Guest post by Roy Mathias
(In case you were wondering, the late Rich Mullins’ group “ A Ragamuffin Band” is named after the book, and Mullins wrote the introduction. )
“The Ragamuffin Gospel” is unusual in that it spends 174 pages giving example upon example, from the gospels and life, of
- how great God’s love for us is,
- the all sufficiency of Grace, and how little, if anything we need to do to receive His grace, and
- how little we appreciate and appropriate the above and how little we are changed by it
(No, don’t worry, I don’t have a 3 point sermon for you.)
Another reviewer dismissed the book with “Manning is a storyteller. This book is full of hundreds of stories, but I cannot remember a single one.” There is indeed no “new information” in this book . Its contribution is that it challenges us to accept God’s immense and love and be changed by it:
“Since the day Jesus first appeared, we have developed vast theological systems, organised world-wide churches, filled libraries with brilliant Christological scholarship, engaged in earth shaking controversies, and embarked on crusades, reforms and renewals. Yet there are few of us who make the mad exchange for everything for Christ … only a minority of us who stagger about with the delirious joy of the man who found the buried treasure.” Or in the words of Paul to the Galatians, “Where is all your joy?”

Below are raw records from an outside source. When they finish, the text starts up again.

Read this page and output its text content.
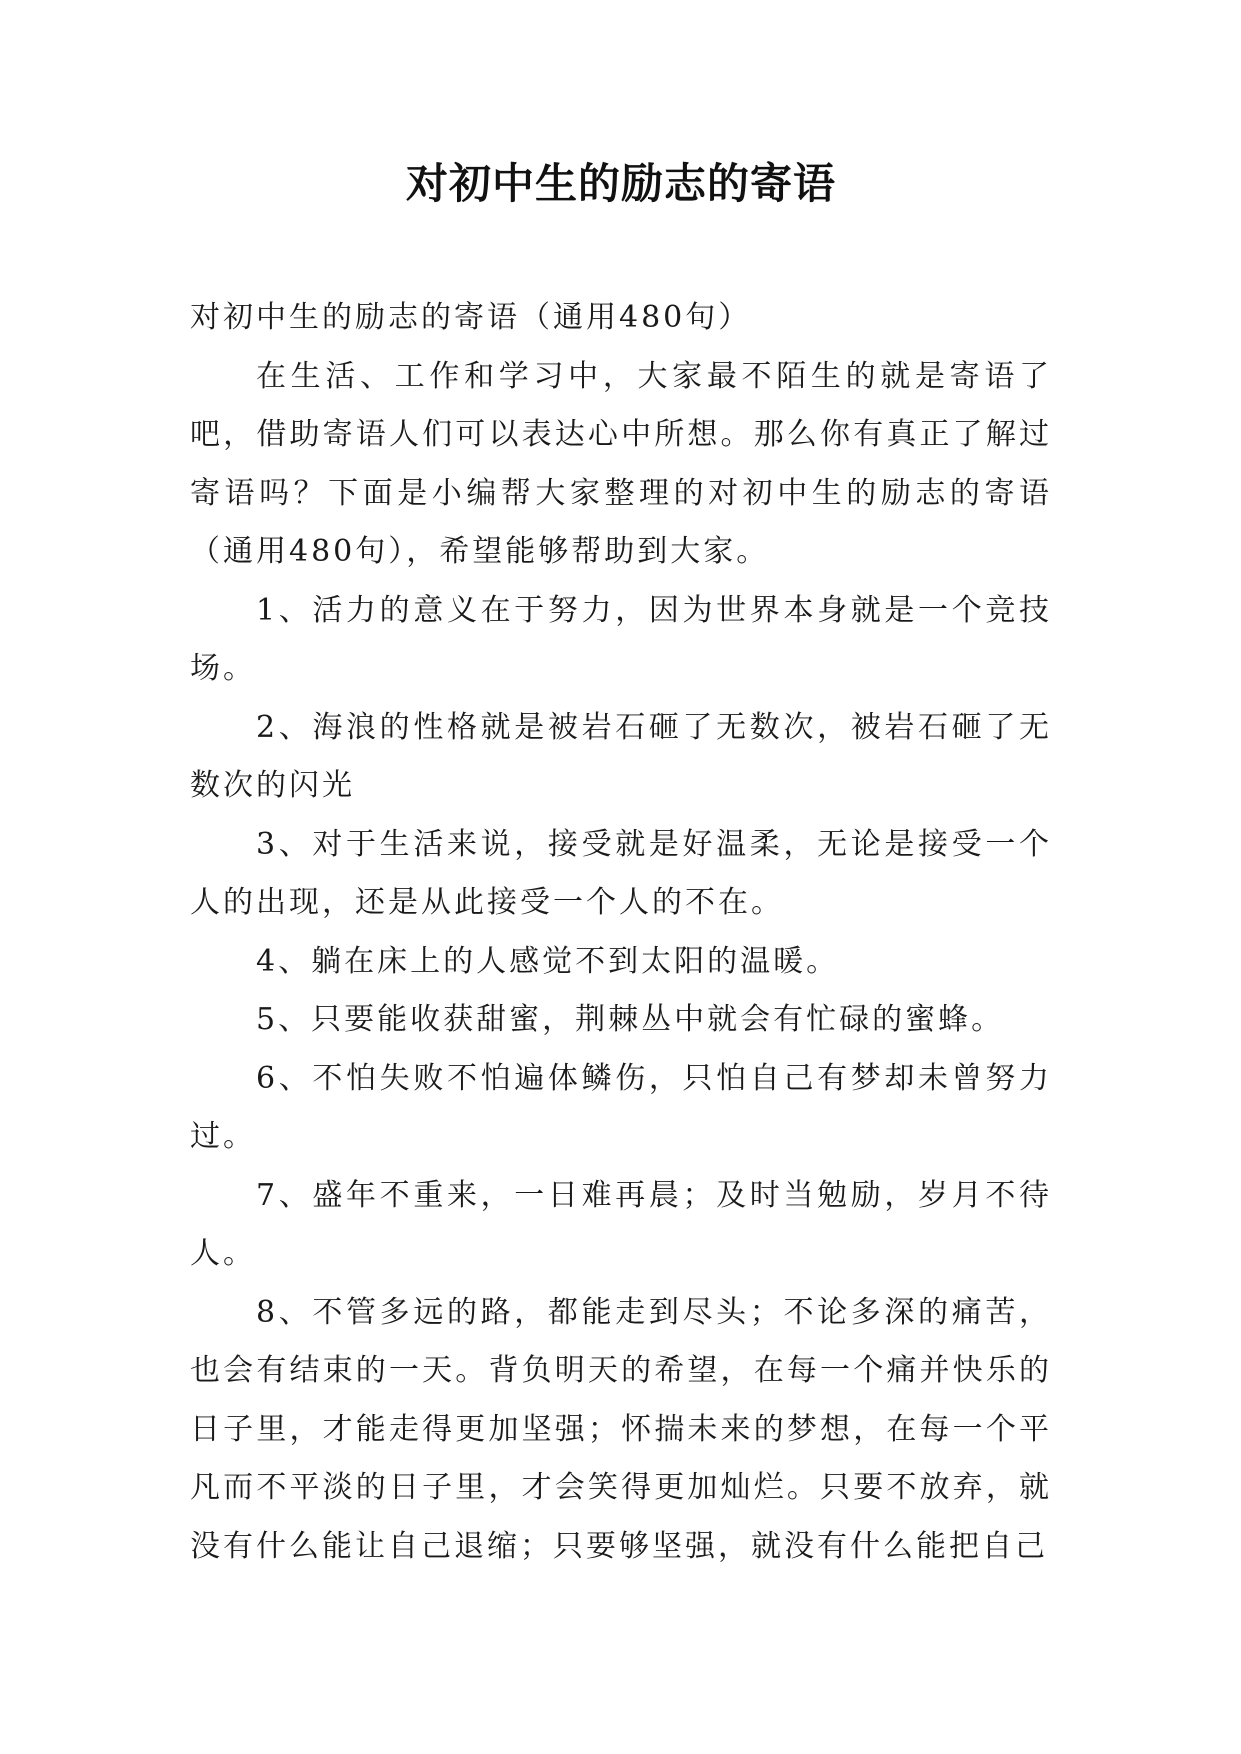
对初中生的励志的寄语

对初中生的励志的寄语（通用480句）

在生活、工作和学习中，大家最不陌生的就是寄语了吧，借助寄语人们可以表达心中所想。那么你有真正了解过寄语吗？下面是小编帮大家整理的对初中生的励志的寄语（通用480句），希望能够帮助到大家。

1、活力的意义在于努力，因为世界本身就是一个竞技场。

2、海浪的性格就是被岩石砸了无数次，被岩石砸了无数次的闪光

3、对于生活来说，接受就是好温柔，无论是接受一个人的出现，还是从此接受一个人的不在。

4、躺在床上的人感觉不到太阳的温暖。

5、只要能收获甜蜜，荆棘丛中就会有忙碌的蜜蜂。

6、不怕失败不怕遍体鳞伤，只怕自己有梦却未曾努力过。

7、盛年不重来，一日难再晨；及时当勉励，岁月不待人。

8、不管多远的路，都能走到尽头；不论多深的痛苦，也会有结束的一天。背负明天的希望，在每一个痛并快乐的日子里，才能走得更加坚强；怀揣未来的梦想，在每一个平凡而不平淡的日子里，才会笑得更加灿烂。只要不放弃，就没有什么能让自己退缩；只要够坚强，就没有什么能把自己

Here are a few notes and quotes.
Commensality. In the Middle East in Jesus time, shared fellowship at a meal may well have involved physical contact as the diners reclined at a table, and was an act of friendship. This meaning was not lost on the Pharisees who were outraged and enraged that Jesus entertained sinners—he accepted them as friends. God accepted as friends, those who were sinners in their own eyes and in the eyes of their peers.
The sinners who Jesus accepted were real sinners; their sin was not just the failure to say grace before dinner. They were the outcasts of society – prostitutes and tax collectors.
Grace: Manning says
“Grace means that in the middle of our struggles the referee blows the whistle. We are declared the winners. It is all over for huffing and puffing piety to earn God’s favour. It’s the end of competitive pushing and shoving to get ahead of others in the game. We may as well head to the showers and champagne.”
How little we need to do to receive grace: 1. The prodigal son had, at best, mixed motives in returning to a reception that far exceeded his expectations. 2. Jesus did not ask the woman caught in adultery whether she intended to reform her ways before sending her off without condemnation, but with an order to sin no more. 3. Zaccheus had only to climb a tree in order to see Jesus to be called by Him.
Jesus acceptance of sinners allows them to freely accept their sinful state and change (e.g. Zaccheus)
God is our Father. Manning observes that just as three year old’s picture is never unacceptable to her father, the prayer, no matter how poor, of a Christian, whom comes to God as Father, is always acceptable. He has many other useful analogies. There are several ministries (including the highly theological PCA organisation Sonship, and several charismatic ministries Catch the Fire, Father’s House Trust, Father’s Love) that promote this life changing truth.
In this book, written well before “The Passion of the Christ”, Manning meditates on the physical suffering of Jesus, and imagines the corresponding inner suffering. This is a demonstration of how great God’s love is. Manning tells of someone at a retreat whose personality was completely changed by meditating on “while we still sinners Christ died for us.”
Manning challenges us “We are in awe at the immensity of His power, and His absolute holiness, but we refuse to think how great His love is, despite demonstrations in the gospels and descriptions in the epistles.” Think about it – how many sermons have you heard on the immensity of God’s love? God’s extravagant love is rarely mentioned in a gospel presentation, where as God’s untouchable holiness and demand for moral perfection is generally a basic point.
Freedom from fear. Fear of God, fear of the future, fear of others-what they may do or think. Our anxiety can completely cloud our world view. Manning gives the example of a high powered business woman, suffering from stress and anxiety, who was prescribed tranquilizers. Two weeks later the doctor asked her if she was feeling any better. Her answer, “No, but everyone else seems a lot calmer.”
This is a rather sketchy review. There are other books on the all sufficiency of grace. However, they tend to explain the facts, perhaps with careful attention to detail, but leave it at that. “The Ragamuffin Gospel” is an extended meditation on the immensity of God’s love and the truly radical nature of grace, and an encouragement to respond.
Brennan Manning concludes with
“Francis Schaeffer said ‘True spirituality consists in living moment to moment by the grace of Jesus Christ.’ This book lays no claim to originality ; it is simply a commentary on Schaeffer’s statement. As C. S. Lewis is fond of saying: People need more to be reminded than to be instructed.”
This book is such a reminder. Definitely worth reading.